Joseph’s father died when he was a child and his mother remarried to James Henry Hare, a labourer who was from a Protestant background, and through his mother’s second marriage Joseph had several half-siblings. The family lived for many years on Garmoyle Street in north Belfast, appearing there on the 1901 census when Joseph was described as a labourer. He later joined the Royal Navy Reserves and was shown on the 1911 census residing at Portsmouth where he was described as a stoker. His circa 1919 crew card describes him as standing at 5’ 9½” and having brown hair and blue eyes and exhibiting numerous tattoos on his arms.
Previously serving aboard the Troutpool, Mulholland joined the Titanic for her delivery trip from Belfast to Southampton. Having been part of delivery crews before his friend, junior boilermaker Hugh Fitzpatrick, had coaxed him into joining for the maiden voyage proper and Joe gave this some serious consideration. However, he later claimed to have had an uneasy feeling about the ship; this was compounded when, he claimed, the ship’s cat deserted and when he later had a confrontation with “a young whippersnapper of an engineer” who told he and his colleagues off after one of the stokeholds was partially flooded. He also recalled an incident whereby Thomas Andrews, with whom he was modestly acquainted (from his delivery trips) and whom he described as a very decent man, came into the stokehold and pointed to some insulting slogans about Catholics and the Pope that had been chalked “up on the smoke-box.” Mr Andrews asked if he knew anything about the slogans, to which Mulholland replied he did not; disgusted, Mr Andrews left and soon returned with some other crewmen to have the offending articles removed. Mulholland returned to Belfast to work on other ships.
After the disaster one of his mates aboard the Titanic sent him a small silver purse that he had found in the bottom of one of the lifeboats; instead of trying to reunite the item with its rightful owner, the unidentified crewman sent it to Mulholland as a keepsake. He retained the item for over forty years and the Belfast Telegraph (6 February 1957) explains that Mulholland sent the item on to William MacQuitty whom he had met on the latter’s research trip to Belfast. He was later a special guest at a screening of A Night to Remember in 1958, a film that he did not think highly of.
Giving his address as 45 New Andrew Street, Belfast, Mulholland was married on 6 April 1914 in the Church of St Joseph to Sarah Bleakley (b. circa 1884 in Scotland) of 177 Nelson Street. It is not believed that they had any children.
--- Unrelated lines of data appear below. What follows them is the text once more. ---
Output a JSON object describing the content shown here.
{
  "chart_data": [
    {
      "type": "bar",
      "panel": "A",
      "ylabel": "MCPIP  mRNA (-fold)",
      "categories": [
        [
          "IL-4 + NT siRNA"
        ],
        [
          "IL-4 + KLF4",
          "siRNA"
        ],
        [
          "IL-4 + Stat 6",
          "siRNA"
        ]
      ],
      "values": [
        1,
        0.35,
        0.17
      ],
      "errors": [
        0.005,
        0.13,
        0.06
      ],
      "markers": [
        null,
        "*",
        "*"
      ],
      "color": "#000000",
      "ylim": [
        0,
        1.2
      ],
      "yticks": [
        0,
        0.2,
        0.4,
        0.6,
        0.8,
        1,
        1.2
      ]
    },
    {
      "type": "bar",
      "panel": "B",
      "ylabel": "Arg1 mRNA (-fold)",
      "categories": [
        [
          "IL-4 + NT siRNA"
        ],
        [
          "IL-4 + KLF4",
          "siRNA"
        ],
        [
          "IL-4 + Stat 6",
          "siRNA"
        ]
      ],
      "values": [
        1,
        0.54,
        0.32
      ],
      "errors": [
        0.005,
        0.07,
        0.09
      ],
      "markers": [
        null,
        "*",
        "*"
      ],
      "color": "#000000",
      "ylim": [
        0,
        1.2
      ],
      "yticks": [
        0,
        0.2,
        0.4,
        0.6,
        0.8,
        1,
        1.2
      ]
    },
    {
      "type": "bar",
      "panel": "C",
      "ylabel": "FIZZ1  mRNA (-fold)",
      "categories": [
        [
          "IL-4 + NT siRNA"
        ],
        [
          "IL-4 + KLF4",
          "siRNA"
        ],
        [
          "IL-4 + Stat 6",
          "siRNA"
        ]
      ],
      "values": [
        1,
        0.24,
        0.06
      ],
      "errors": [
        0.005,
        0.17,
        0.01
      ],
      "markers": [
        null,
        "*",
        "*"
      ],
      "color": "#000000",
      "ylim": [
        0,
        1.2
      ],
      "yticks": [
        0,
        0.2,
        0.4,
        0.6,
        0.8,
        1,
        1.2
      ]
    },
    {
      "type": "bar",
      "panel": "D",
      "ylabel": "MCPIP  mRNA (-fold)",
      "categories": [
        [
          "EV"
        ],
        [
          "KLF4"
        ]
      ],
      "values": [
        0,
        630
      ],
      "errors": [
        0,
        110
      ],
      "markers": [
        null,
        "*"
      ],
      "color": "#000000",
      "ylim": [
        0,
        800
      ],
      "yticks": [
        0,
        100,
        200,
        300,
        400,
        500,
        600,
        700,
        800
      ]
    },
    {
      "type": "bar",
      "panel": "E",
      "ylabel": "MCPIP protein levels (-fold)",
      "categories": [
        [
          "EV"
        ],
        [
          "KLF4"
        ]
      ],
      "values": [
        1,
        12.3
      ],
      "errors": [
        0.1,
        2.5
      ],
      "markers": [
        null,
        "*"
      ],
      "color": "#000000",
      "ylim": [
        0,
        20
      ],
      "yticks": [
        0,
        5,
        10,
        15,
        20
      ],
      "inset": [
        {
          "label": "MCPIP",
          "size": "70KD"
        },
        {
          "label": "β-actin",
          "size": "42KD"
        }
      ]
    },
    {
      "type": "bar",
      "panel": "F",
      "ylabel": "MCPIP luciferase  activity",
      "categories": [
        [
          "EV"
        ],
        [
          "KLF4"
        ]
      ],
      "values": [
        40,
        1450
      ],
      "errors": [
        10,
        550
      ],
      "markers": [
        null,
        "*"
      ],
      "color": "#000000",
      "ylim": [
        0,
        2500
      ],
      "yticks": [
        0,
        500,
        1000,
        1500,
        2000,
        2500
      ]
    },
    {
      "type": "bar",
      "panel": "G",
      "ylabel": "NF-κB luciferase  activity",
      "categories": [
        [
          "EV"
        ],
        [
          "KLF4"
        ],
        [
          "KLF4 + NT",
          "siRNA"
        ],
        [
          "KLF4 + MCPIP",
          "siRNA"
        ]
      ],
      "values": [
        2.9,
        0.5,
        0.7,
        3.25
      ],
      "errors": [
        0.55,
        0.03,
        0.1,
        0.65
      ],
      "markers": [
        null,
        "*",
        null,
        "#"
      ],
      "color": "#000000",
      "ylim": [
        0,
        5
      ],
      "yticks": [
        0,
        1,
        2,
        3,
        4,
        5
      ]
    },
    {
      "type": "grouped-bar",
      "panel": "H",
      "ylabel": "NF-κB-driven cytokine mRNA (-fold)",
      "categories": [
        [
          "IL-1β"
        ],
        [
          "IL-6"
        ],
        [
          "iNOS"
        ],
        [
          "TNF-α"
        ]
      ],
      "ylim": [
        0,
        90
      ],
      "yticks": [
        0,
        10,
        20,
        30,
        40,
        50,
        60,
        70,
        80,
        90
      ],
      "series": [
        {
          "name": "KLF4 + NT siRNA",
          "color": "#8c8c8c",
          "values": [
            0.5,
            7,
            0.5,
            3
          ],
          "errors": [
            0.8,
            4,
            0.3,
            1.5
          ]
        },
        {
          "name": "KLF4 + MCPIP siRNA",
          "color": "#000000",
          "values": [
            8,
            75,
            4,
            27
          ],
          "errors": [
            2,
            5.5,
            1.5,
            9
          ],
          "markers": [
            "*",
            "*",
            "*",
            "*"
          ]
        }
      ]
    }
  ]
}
Joseph Mulholland served with the merchant navy both during and after WWI. He remained in Belfast, living at Upton Street for many years and was a regular correspondent with the Belfast Telegraph, writing numerous anecdotes, complaints or observations. In 1962 he was interviewed about his experiences for the Sunday Independent and was still a resident of Upton Street at the time; his later whereabouts remain unknown.